De hecho fue a ella a quien le dijo aquello de que estaba "gorda" y que "odiaba" su cuerpo. Había sido la semana pasada a la salida de los baños de mujeres, él estaba en la escalera, sentado fingiendo que leía algo en su teléfono, aunque en realidad la había visto entrar y se había esperado a que salieran para poder, aunque fuera, saludarla.
"Me siento horrible, llevo tres días con la dieta y no he bajado ni un kilo, ¿por qué madres tengo que estar tan pinche gorda?", reclamó ella ante una mirada de comprensión de "Moni"; aunque Aldo pudo leer un toque de burla en el fondo de aquellos ojos cafés que, él sabía, la contemplaban desnuda o semidesnuda cada tercer viernes que iba a quedarse a su casa, supuestamente a estudiar, pero realmente para fumar marihuana hasta que las risas de ambas llenaban no solo la casa, sino la calle entera.
Y fue entonces que se dio cuenta de dos cosas, primera: que podía ayudarla, y segunda: que la herencia de su abuelo al fin podía servirle para algo.
***
El cuarto creciente de la luna se alzaba a un tercio de su camino cuando por fin pudo sacarla.

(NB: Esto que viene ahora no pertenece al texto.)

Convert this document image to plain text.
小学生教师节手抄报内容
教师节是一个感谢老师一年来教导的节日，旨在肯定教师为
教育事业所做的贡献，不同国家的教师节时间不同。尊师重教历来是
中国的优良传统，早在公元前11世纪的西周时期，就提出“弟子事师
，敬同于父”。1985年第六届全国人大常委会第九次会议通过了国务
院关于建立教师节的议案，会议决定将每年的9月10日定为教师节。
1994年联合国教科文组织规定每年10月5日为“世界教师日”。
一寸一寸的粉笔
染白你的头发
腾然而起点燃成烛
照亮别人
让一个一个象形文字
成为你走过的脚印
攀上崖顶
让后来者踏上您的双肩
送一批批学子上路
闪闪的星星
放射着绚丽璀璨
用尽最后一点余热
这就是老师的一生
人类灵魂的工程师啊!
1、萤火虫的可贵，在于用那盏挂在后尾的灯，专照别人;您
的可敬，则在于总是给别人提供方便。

Su hermana mayor había salido con su novia y su mamá ya se había dormido; un six de cervezas y una larga discusión por teléfono con su novio en turno la habían dejado tirada boca abajo en el sillón de la sala, vestida solo con unos mallones negros y un brasier color carne, ahogada de borracha y con la mascara de los ojos corrida por las lágrimas.

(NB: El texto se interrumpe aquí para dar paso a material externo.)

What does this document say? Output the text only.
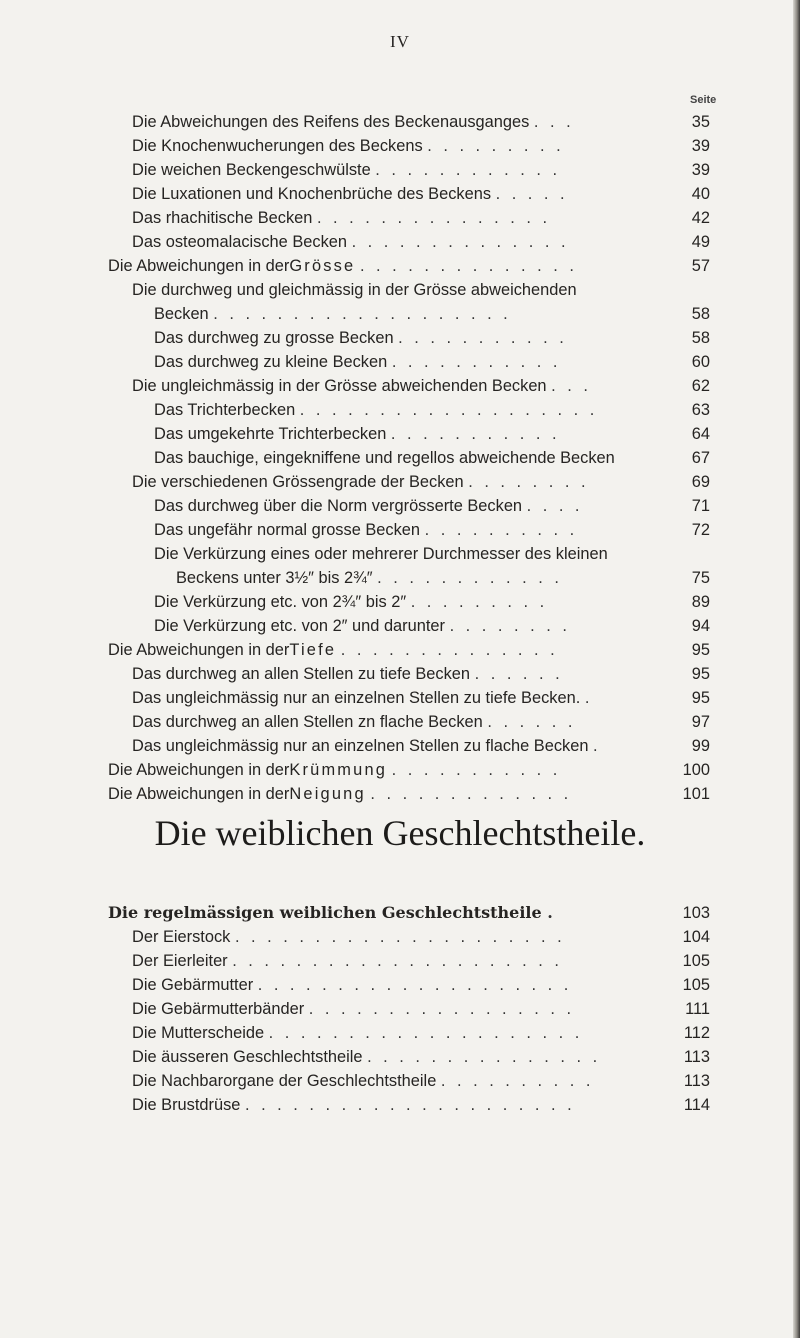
IV
Seite
Die Abweichungen des Reifens des Beckenausganges . . .	35
Die Knochenwucherungen des Beckens . . . . . . . . .	39
Die weichen Beckengeschwülste . . . . . . . . . . . .	39
Die Luxationen und Knochenbrüche des Beckens . . . . .	40
Das rhachitische Becken . . . . . . . . . . . . . . .	42
Das osteomalacische Becken . . . . . . . . . . . . . .	49
Die Abweichungen in derGrösse . . . . . . . . . . . . . .	57
Die durchweg und gleichmässig in der Grösse abweichenden
Becken . . . . . . . . . . . . . . . . . . .	58
Das durchweg zu grosse Becken . . . . . . . . . . .	58
Das durchweg zu kleine Becken . . . . . . . . . . .	60
Die ungleichmässig in der Grösse abweichenden Becken . . .	62
Das Trichterbecken . . . . . . . . . . . . . . . . . . .	63
Das umgekehrte Trichterbecken . . . . . . . . . . .	64
Das bauchige, eingekniffene und regellos abweichende Becken	67
Die verschiedenen Grössengrade der Becken . . . . . . . .	69
Das durchweg über die Norm vergrösserte Becken . . . .	71
Das ungefähr normal grosse Becken . . . . . . . . . .	72
Die Verkürzung eines oder mehrerer Durchmesser des kleinen
Beckens unter 3½″ bis 2¾″ . . . . . . . . . . . .	75
Die Verkürzung etc. von 2¾″ bis 2″ . . . . . . . . .	89
Die Verkürzung etc. von 2″ und darunter . . . . . . . .	94
Die Abweichungen in derTiefe . . . . . . . . . . . . . .	95
Das durchweg an allen Stellen zu tiefe Becken . . . . . .	95
Das ungleichmässig nur an einzelnen Stellen zu tiefe Becken. .	95
Das durchweg an allen Stellen zn flache Becken . . . . . .	97
Das ungleichmässig nur an einzelnen Stellen zu flache Becken .	99
Die Abweichungen in derKrümmung . . . . . . . . . . .	100
Die Abweichungen in derNeigung . . . . . . . . . . . . .	101
Die weiblichen Geschlechtstheile.
Die regelmässigen weiblichen Geschlechtstheile .	103
Der Eierstock . . . . . . . . . . . . . . . . . . . . .	104
Der Eierleiter . . . . . . . . . . . . . . . . . . . . .	105
Die Gebärmutter . . . . . . . . . . . . . . . . . . . .	105
Die Gebärmutterbänder . . . . . . . . . . . . . . . . .	111
Die Mutterscheide . . . . . . . . . . . . . . . . . . . .	112
Die äusseren Geschlechtstheile . . . . . . . . . . . . . . .	113
Die Nachbarorgane der Geschlechtstheile . . . . . . . . . .	113
Die Brustdrüse . . . . . . . . . . . . . . . . . . . . .	114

Aldo contempló la luna, cual media rodaja de jícama prendida a la orilla de un vaso, que se elevaba por encima del horizonte de casas feas que formaban su barrio, para luego, con un suspiro, dar media vuelta y abrir la puerta del closet para sacar la botella de whiskey, dentro de la cual la diminuta criatura dormía hecha un ovillo.
Todavía recordaba aquel día, hacía dos años, en que su abuelo lo había llamado a su cuartito de azotea en uno de los edificios en el centro de la ciudad. El olor a viejo y a humedad llenaba permanentemente aquel insignificante espacio donde libros y más libros atestaban vetustas estanterías, codo a codo con toda clase de cosas que parecían basura, pero que el viejo atesoraba como si fueran oro sólido.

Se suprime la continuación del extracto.